As four birdseed feeders already dotted the yard, I installed, at ground level, easy-to-open hinged & peanut-filled boxes to both support the local squirrel community and entertain my family. A word of caution to the squeamish: The food chain can rear its head in unanticipated ways - red-tailed hawks come around now in search of morning doves or other avians for whom my yard has become a routine foraging stop.

Water Sources
Water sources for drinking and bathing is the category I low-balled because several of the options - like a lake, stream or spring - just aren't in the cards in my seriously suburban neighborhood. An existing birdbath was enough to qualify, but it seemed prudent to add a second, placed more strategically to avoid predators..

A ‘butterfly puddling area' is another easy option and can be done without spending a dime. Male butterflies apparently congregate on wet gravel surfaces to sip mineral-laden water. Scientists think it enhances their sex appeal.

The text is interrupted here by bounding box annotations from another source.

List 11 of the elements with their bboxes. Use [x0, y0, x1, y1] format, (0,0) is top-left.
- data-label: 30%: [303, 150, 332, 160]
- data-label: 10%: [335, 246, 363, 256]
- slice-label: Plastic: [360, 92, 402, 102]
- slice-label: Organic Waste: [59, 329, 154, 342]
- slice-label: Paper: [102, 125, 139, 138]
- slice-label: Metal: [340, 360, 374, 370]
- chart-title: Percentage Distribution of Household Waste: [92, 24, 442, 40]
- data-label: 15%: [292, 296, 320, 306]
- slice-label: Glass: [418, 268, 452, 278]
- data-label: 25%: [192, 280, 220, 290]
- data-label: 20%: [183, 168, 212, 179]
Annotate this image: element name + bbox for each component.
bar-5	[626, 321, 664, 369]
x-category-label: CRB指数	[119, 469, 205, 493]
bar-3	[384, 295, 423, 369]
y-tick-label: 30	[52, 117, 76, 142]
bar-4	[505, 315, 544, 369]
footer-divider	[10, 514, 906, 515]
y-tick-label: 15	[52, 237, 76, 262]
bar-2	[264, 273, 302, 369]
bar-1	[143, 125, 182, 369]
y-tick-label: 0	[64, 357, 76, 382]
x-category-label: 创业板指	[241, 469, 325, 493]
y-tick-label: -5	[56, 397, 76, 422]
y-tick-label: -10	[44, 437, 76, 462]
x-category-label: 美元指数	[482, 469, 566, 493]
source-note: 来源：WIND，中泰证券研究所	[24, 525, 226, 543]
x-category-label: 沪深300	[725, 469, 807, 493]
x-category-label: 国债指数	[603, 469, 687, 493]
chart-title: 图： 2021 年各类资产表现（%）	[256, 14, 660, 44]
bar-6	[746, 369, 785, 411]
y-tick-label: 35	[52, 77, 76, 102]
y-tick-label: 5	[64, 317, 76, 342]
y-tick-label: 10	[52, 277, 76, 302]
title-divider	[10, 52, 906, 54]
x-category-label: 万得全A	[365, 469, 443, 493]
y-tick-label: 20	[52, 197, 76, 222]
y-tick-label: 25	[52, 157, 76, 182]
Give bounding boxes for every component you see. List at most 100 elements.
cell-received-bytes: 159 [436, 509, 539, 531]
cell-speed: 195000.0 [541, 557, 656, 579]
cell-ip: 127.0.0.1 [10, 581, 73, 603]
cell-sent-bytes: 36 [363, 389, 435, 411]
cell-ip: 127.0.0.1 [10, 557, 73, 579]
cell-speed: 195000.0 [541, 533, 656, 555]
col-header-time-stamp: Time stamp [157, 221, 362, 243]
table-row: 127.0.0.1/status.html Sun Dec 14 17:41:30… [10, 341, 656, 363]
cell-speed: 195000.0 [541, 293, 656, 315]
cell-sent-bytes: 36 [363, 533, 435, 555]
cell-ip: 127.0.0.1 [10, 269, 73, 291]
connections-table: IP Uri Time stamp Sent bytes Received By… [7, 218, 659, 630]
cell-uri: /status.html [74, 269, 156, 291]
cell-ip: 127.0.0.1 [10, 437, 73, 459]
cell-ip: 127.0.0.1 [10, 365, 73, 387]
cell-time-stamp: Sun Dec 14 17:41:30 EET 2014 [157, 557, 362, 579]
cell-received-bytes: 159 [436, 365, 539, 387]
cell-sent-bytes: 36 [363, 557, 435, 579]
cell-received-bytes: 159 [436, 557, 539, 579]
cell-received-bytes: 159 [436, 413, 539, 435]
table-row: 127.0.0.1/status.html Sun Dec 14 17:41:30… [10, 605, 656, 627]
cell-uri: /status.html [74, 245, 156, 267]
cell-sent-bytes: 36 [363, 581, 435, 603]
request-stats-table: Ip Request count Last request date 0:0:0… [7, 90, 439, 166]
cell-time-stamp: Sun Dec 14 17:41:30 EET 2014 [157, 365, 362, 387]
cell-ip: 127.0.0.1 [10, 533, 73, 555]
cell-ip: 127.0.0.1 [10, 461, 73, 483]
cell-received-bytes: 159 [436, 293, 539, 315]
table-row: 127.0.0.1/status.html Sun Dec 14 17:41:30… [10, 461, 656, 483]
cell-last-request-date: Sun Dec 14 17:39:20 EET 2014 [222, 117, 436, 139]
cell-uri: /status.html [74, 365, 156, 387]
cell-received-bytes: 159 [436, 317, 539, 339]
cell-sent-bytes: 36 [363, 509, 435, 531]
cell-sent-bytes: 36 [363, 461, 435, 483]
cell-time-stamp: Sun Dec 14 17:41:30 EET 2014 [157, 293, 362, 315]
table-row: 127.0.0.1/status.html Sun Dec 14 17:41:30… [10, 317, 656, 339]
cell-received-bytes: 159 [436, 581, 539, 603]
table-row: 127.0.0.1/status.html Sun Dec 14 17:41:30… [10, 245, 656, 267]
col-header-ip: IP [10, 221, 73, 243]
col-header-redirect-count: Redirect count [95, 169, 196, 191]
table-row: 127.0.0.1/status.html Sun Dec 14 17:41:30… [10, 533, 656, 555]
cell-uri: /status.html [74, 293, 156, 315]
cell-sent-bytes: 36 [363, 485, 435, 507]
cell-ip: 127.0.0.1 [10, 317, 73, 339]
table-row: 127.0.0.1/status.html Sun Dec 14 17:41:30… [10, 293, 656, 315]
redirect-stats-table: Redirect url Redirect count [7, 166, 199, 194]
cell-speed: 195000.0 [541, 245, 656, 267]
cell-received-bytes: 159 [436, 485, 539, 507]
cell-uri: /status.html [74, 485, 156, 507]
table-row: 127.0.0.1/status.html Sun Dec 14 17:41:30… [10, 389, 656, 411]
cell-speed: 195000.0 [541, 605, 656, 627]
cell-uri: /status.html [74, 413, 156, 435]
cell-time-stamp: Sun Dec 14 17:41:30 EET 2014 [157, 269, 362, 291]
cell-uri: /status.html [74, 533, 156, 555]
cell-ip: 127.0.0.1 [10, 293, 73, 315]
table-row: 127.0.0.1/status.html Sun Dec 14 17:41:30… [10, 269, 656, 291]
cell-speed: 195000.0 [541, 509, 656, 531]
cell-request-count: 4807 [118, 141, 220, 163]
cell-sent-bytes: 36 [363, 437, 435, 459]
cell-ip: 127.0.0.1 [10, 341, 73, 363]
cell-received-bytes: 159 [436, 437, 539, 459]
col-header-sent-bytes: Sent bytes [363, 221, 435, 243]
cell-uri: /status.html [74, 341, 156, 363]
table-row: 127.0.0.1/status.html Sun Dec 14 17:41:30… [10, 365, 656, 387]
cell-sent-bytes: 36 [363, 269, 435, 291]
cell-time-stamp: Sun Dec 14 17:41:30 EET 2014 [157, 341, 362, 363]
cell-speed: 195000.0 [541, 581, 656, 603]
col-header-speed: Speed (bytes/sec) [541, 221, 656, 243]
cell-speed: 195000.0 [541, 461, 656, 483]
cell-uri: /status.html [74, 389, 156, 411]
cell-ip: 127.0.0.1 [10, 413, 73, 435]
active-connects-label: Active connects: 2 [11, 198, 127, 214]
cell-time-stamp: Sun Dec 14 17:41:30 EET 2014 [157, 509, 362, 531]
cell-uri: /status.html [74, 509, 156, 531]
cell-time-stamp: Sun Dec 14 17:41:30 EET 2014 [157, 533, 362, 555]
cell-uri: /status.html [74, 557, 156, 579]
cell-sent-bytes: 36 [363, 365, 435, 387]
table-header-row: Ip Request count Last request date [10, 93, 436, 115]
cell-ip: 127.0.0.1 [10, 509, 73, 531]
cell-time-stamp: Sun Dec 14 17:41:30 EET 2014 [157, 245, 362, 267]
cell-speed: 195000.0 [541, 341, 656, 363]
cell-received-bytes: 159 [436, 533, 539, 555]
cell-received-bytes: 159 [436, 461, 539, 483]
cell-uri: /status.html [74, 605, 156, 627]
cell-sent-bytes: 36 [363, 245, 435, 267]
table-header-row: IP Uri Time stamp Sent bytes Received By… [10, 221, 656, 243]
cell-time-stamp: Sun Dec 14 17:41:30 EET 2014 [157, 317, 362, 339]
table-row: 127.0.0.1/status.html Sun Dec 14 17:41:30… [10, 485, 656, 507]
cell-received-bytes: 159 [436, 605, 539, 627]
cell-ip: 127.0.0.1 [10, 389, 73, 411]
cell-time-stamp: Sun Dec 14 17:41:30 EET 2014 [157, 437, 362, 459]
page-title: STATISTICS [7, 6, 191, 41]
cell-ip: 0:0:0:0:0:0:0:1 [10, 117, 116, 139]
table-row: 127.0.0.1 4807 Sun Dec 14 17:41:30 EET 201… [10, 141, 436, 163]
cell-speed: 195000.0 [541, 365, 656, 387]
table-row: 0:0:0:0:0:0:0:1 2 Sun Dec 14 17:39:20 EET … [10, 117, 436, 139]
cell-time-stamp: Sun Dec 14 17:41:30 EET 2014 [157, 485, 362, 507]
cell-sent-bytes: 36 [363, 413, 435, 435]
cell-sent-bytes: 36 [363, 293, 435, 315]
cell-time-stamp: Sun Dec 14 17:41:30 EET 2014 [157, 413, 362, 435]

A pie pan filled with gravel and water, buried to ground level, and voila - a butterfly puddle!.

Places for Cover
As my taste in landscaping runs in the less manicured direction, places where critters can find shelter from weather and predators abounded from the get-go. Monstrous perennial shrubs of pittosporum and Indian hawthorn lining walkways and flourishing xylosma trees all provide excellent off-ground cover for birds year round. A shady grove of Boston ferns, in turn, provides ground level refuge for lizards and hordes of insects. Even a long-neglected woodpile has earned new status as a safe haven for ground-dwellers.

For larger properties, grander scale options are available, like a meadow, pond or cave. However, a humble rock pile, already home to lizards, and a simple butterfly house were the only wildlife cover add-ons I made.

Places to Raise Young
Venues for wildlife to mate and raise young range from commonplace dense shrubs and tall or dead trees to more exotic wetlands, ponds and caves. Living in an older neighborhood where multi-story trees are the norm, my assortment of mature California sycamore, Aleppo pine, American pepper, crepemyrtle, and carrotwood trees, together with copious, lower-level evergreen shrubbery, more than sufficed.

However, an irresistible opportunity presented here to dust off a long-forgotten wooden birdhouse (aka nesting box) my daughter made at camp and nestle it among the patio rafters to await any comers.

Sustainable Gardening Practices
This category covers several practices to conserve soil and water, minimize applied chemicals and encourage native plant species. Having abandoned chemical pesticides and fertilizers years ago in favor of composting and mulching was alone more than enough to qualify my yard. Moreover, a largely neglected compost pile is serving well to recycle leaves and small cuttings on site.

My yard is now Wildlife Habitat #107457, but the certificate is anything but an endpoint for me. How I perceive landscapes is forever changed. Where I once saw just eye-pleasing colors and textures, I now try to imagine from the perspective of a bird, squirrel, butterfly, lizard or honeybee. I want my yard to be more about ‘them' than it is about me.

I will admit to some pride that I can name most of my plants now. But the flip side is disconcerting awareness that most are non-native species, some even considered invasive or water-thirsty and ill-suited to this dry climate where annual rainfall is short of 15 inches.

Although I've no mindset yet to replace such intruders, I've pledged that any future acquisitions will be native and drought resistant. For starters, one barren garden spot is already designated for broadcasting native wildflower seeds this fall in hopes of establishing a feeding & breeding ground for local butterflies, come summertime.

Certify by mail or online at www.nwf.org/certify. Showing off your accomplishment with a small yard sign from the National Wildlife Foundation is optional.